Elevated liver iron concentration is a marker of increased morbidity in patients with β thalassemia intermedia

Abstract

Background: Patients with β thalassemia intermedia can have substantial iron overload, irrespectively of their transfusion status, secondary to increased intestinal iron absorption. This study evaluates whether iron overload in patients with β thalassemia intermedia is associated with morbidity.

Design and methods: This was a cross-sectional study of 168 patients with β thalassemia intermedia treated at two centers in Lebanon and Italy. Data on demographics, splenectomy status, transfusion status, and presence of co-morbidities were retrieved. Laboratory values of serum ferritin, fetal and total hemoglobin levels, as well as platelet and nucleated red blood cell counts were also obtained. Iron burden was determined directly by measuring liver iron concentration using magnetic resonance imaging. Patients were subdivided according to transfusion and splenectomy status into groups with phenotypes of different severity.

Results: The mean age of the patients was 35.2 ± 12.6 years and 42.9% of them were male. The mean liver iron concentration was 8.4 ± 6.7 mg Fe/g dry weight. On multivariate logistic regression analysis, after adjusting for age, gender, splenectomy status, transfusion status, and laboratory indices, an increase in 1 mg Fe/g dry weight liver iron concentration was independently and significantly associated with higher odds of thrombosis, pulmonary hypertension, hypothyroidism, osteoporosis, and hypogonadism. A liver iron concentration of at least 7 and at least 6 mg Fe/g dry weight were the best thresholds for discriminating the presence and absence of vascular and endocrine/bone morbidities, respectively (area under the receiver-operating characteristic curve: 0.72, P<0.001). Elevated liver iron concentration was associated with an increased rate of morbidity in patients with phenotypes of all severity, with a steeper increase in the rate of vascular morbidity being attributed to aging, and an earlier appearance of endocrine and bone disease.

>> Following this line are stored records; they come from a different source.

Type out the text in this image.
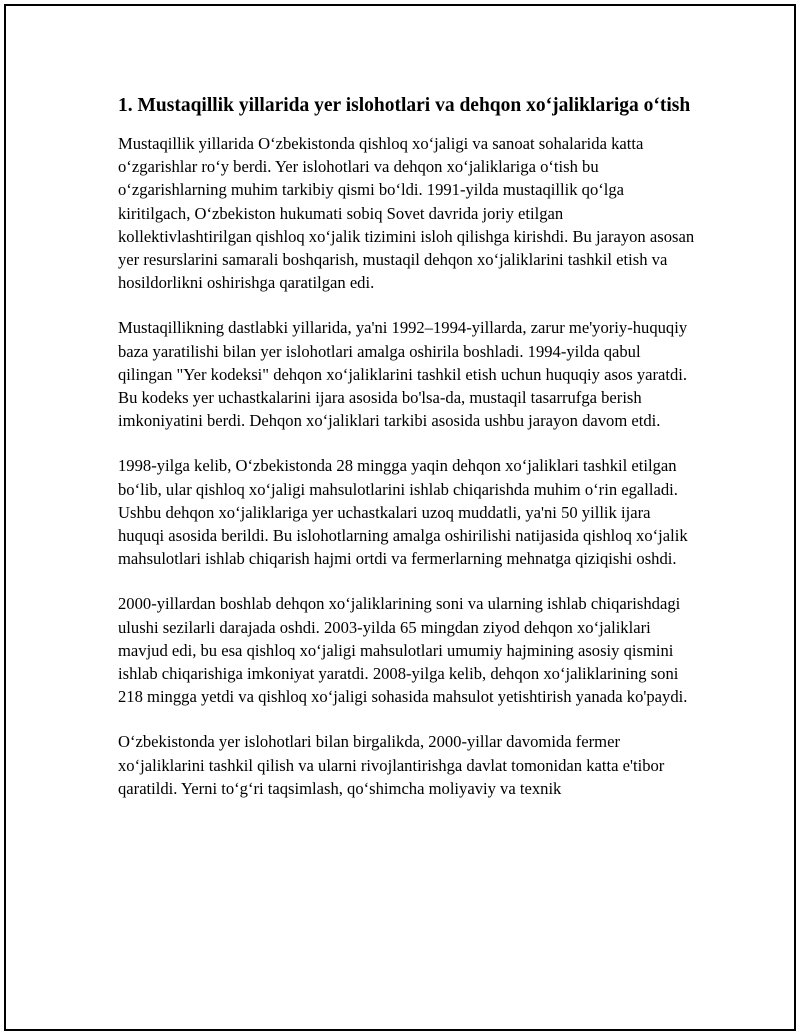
1. Mustaqillik yillarida yer islohotlari va dehqon xo‘jaliklariga o‘tish

Mustaqillik yillarida O‘zbekistonda qishloq xo‘jaligi va sanoat sohalarida katta o‘zgarishlar ro‘y berdi. Yer islohotlari va dehqon xo‘jaliklariga o‘tish bu o‘zgarishlarning muhim tarkibiy qismi bo‘ldi. 1991-yilda mustaqillik qo‘lga kiritilgach, O‘zbekiston hukumati sobiq Sovet davrida joriy etilgan kollektivlashtirilgan qishloq xo‘jalik tizimini isloh qilishga kirishdi. Bu jarayon asosan yer resurslarini samarali boshqarish, mustaqil dehqon xo‘jaliklarini tashkil etish va hosildorlikni oshirishga qaratilgan edi.

Mustaqillikning dastlabki yillarida, ya'ni 1992–1994-yillarda, zarur me'yoriy-huquqiy baza yaratilishi bilan yer islohotlari amalga oshirila boshladi. 1994-yilda qabul qilingan "Yer kodeksi" dehqon xo‘jaliklarini tashkil etish uchun huquqiy asos yaratdi. Bu kodeks yer uchastkalarini ijara asosida bo'lsa-da, mustaqil tasarrufga berish imkoniyatini berdi. Dehqon xo‘jaliklari tarkibi asosida ushbu jarayon davom etdi.

1998-yilga kelib, O‘zbekistonda 28 mingga yaqin dehqon xo‘jaliklari tashkil etilgan bo‘lib, ular qishloq xo‘jaligi mahsulotlarini ishlab chiqarishda muhim o‘rin egalladi. Ushbu dehqon xo‘jaliklariga yer uchastkalari uzoq muddatli, ya'ni 50 yillik ijara huquqi asosida berildi. Bu islohotlarning amalga oshirilishi natijasida qishloq xo‘jalik mahsulotlari ishlab chiqarish hajmi ortdi va fermerlarning mehnatga qiziqishi oshdi.

2000-yillardan boshlab dehqon xo‘jaliklarining soni va ularning ishlab chiqarishdagi ulushi sezilarli darajada oshdi. 2003-yilda 65 mingdan ziyod dehqon xo‘jaliklari mavjud edi, bu esa qishloq xo‘jaligi mahsulotlari umumiy hajmining asosiy qismini ishlab chiqarishiga imkoniyat yaratdi. 2008-yilga kelib, dehqon xo‘jaliklarining soni 218 mingga yetdi va qishloq xo‘jaligi sohasida mahsulot yetishtirish yanada ko'paydi.

O‘zbekistonda yer islohotlari bilan birgalikda, 2000-yillar davomida fermer xo‘jaliklarini tashkil qilish va ularni rivojlantirishga davlat tomonidan katta e'tibor qaratildi. Yerni to‘g‘ri taqsimlash, qo‘shimcha moliyaviy va texnik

Conclusions: Elevated liver iron concentration in patients with β thalassemia intermedia is a marker of increased vascular, endocrine, and bone disease.

Figure 1.

Comparison of LIC values in patients with and without morbidities. Data presented as means (squares) and standard deviations (whiskers), except for heart failure and diabetes mellitus for which data are presented as medians (square), 25^th and 75^th percentiles (whiskers). The P value was calculated using the independent samples t-test, except for heart failure and diabetes mellitus for which it was calculated using the Mann-Whitney U test. LIC: liver iron concentration; EMH: extramedullary hematopoiesis; PHT:pulmonary hypertension; ALF: abnormal liver function.

Figure 2.

Flow diagram showing the interplay between splenectomy, transfusion history, and elevated LIC and its effect on the rate of (A) vascular and (B) endocrine/bone morbidity. LIC, liver iron concentration; dw, dry weight. Data analyzed using the χ² and Fisher’s exact tests.

Figure 3.

Logarithmic regression curves demonstrating the effect of advancing age on (A) vascular and (B) endocrine/bone morbidity, in different subgroups of patients according to LIC and phenotype severity. LIC, liver iron concentration; dw, dry weight. *P<0.05; **P<0.01.